Andrew Brochu alights at the Monarch | Bleader

Andrew Brochu alights at the Monarch



dill pickle wings, The Monarch
"I like to do both." That's what Andrew Brochu told me about his bounce between the progressive fine dining cookery of El Ideas, where he was then working, and the more pubby stuff that made his name when he opened the late Kith & Kin. After El Ideas, the Alinea vet attempted to right the ship at Graham Elliot for a short spell, but now he's back in barstaurant territory at the Monarch.

A few months ago the owners of the erstwhile Uberstein ditched the Germanic schtick for a kingly theme, but the real news was the installation of Brochu, who has returned to his previous MO of high-caliber bar food. That includes snacky spreadable stuff in jars (rillettes, foie gras mousse, pimento cheese) and a soft pretzel with beer cheese, and larger plates like a burger, a bowl of mussels, a tender, disintegrating square of onion-glazed short rib, and a stout garlic sausage paired with jiggly pork belly bedazzled with glistening candied mustard seeds.

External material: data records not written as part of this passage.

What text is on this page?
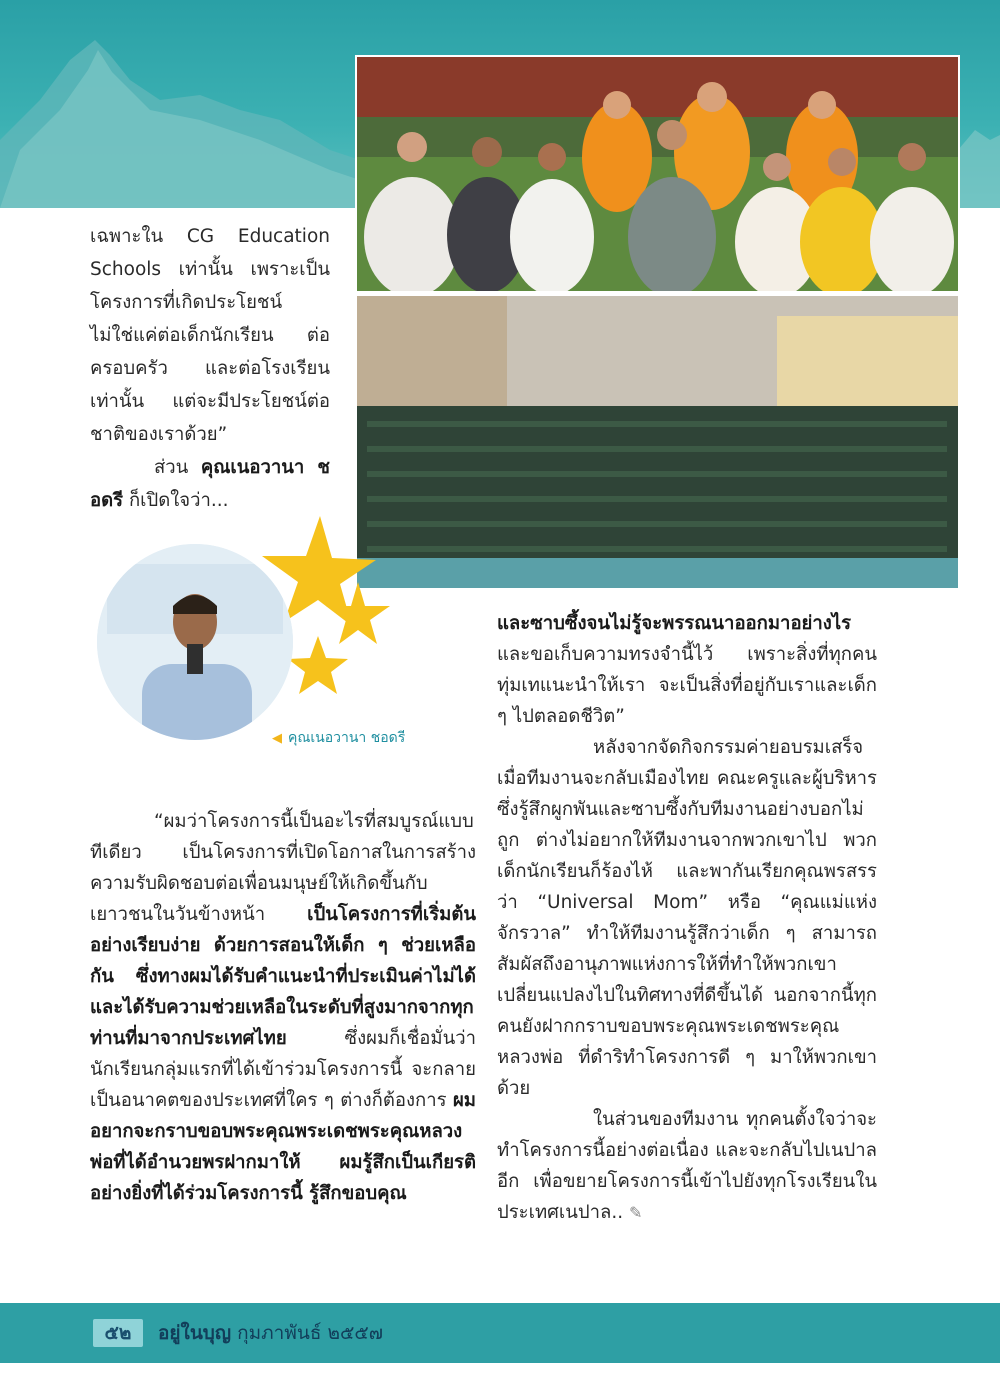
เฉพาะใน CG Education Schools เท่านั้น เพราะเป็นโครงการที่เกิดประโยชน์ ไม่ใช่แค่ต่อเด็กนักเรียน ต่อครอบครัว และต่อโรงเรียนเท่านั้น แต่จะมีประโยชน์ต่อชาติของเราด้วย”

ส่วน คุณเนอวานา ชอดรี ก็เปิดใจว่า...

◀ คุณเนอวานา ชอดรี

“ผมว่าโครงการนี้เป็นอะไรที่สมบูรณ์แบบทีเดียว เป็นโครงการที่เปิดโอกาสในการสร้างความรับผิดชอบต่อเพื่อนมนุษย์ให้เกิดขึ้นกับเยาวชนในวันข้างหน้า เป็นโครงการที่เริ่มต้นอย่างเรียบง่าย ด้วยการสอนให้เด็ก ๆ ช่วยเหลือกัน ซึ่งทางผมได้รับคำแนะนำที่ประเมินค่าไม่ได้ และได้รับความช่วยเหลือในระดับที่สูงมากจากทุกท่านที่มาจากประเทศไทย ซึ่งผมก็เชื่อมั่นว่า นักเรียนกลุ่มแรกที่ได้เข้าร่วมโครงการนี้ จะกลายเป็นอนาคตของประเทศที่ใคร ๆ ต่างก็ต้องการ ผมอยากจะกราบขอบพระคุณพระเดชพระคุณหลวงพ่อที่ได้อำนวยพรฝากมาให้ ผมรู้สึกเป็นเกียรติอย่างยิ่งที่ได้ร่วมโครงการนี้ รู้สึกขอบคุณ

และซาบซึ้งจนไม่รู้จะพรรณนาออกมาอย่างไร และขอเก็บความทรงจำนี้ไว้ เพราะสิ่งที่ทุกคนทุ่มเทแนะนำให้เรา จะเป็นสิ่งที่อยู่กับเราและเด็ก ๆ ไปตลอดชีวิต”

หลังจากจัดกิจกรรมค่ายอบรมเสร็จ เมื่อทีมงานจะกลับเมืองไทย คณะครูและผู้บริหารซึ่งรู้สึกผูกพันและซาบซึ้งกับทีมงานอย่างบอกไม่ถูก ต่างไม่อยากให้ทีมงานจากพวกเขาไป พวกเด็กนักเรียนก็ร้องไห้ และพากันเรียกคุณพรสรรว่า “Universal Mom” หรือ “คุณแม่แห่งจักรวาล” ทำให้ทีมงานรู้สึกว่าเด็ก ๆ สามารถสัมผัสถึงอานุภาพแห่งการให้ที่ทำให้พวกเขาเปลี่ยนแปลงไปในทิศทางที่ดีขึ้นได้ นอกจากนี้ทุกคนยังฝากกราบขอบพระคุณพระเดชพระคุณหลวงพ่อ ที่ดำริทำโครงการดี ๆ มาให้พวกเขาด้วย

ในส่วนของทีมงาน ทุกคนตั้งใจว่าจะทำโครงการนี้อย่างต่อเนื่อง และจะกลับไปเนปาลอีก เพื่อขยายโครงการนี้เข้าไปยังทุกโรงเรียนในประเทศเนปาล.. ✎

๕๒	อยู่ในบุญ กุมภาพันธ์ ๒๕๕๗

A few bar food standards are given restrained modernist twists, particularly the classically dainty wings, which come in various flavors like "everything baked potato" (dusted with cheese powder), and dill pickle wings so powerfully seasoned with herbs and brine that when they emerge from the kitchen, the interior of the bar smells like a pickle barrel. There's also a bowl of torn-up "drunken bread" studded with sausage and held together by Mornay sauce and a minimum of onion broth, approximating a French onion soup without the liquid. It's just the perfect thing to absorb whatever you might be drinking, though the bar doesn't quite match Brochu's talents. There are a dozen wines, most available by the glass, a list of terribly oversweetened cocktails, and 14 beers including PBR, Shiner Bock, Framboise Lambic, and Hopmouth Double IPA, but nothing terribly special.

Still, it all may be enough to satisfy Brochu's considerable fan base for awhile. But the real question is whether it can satisfy the restless chef.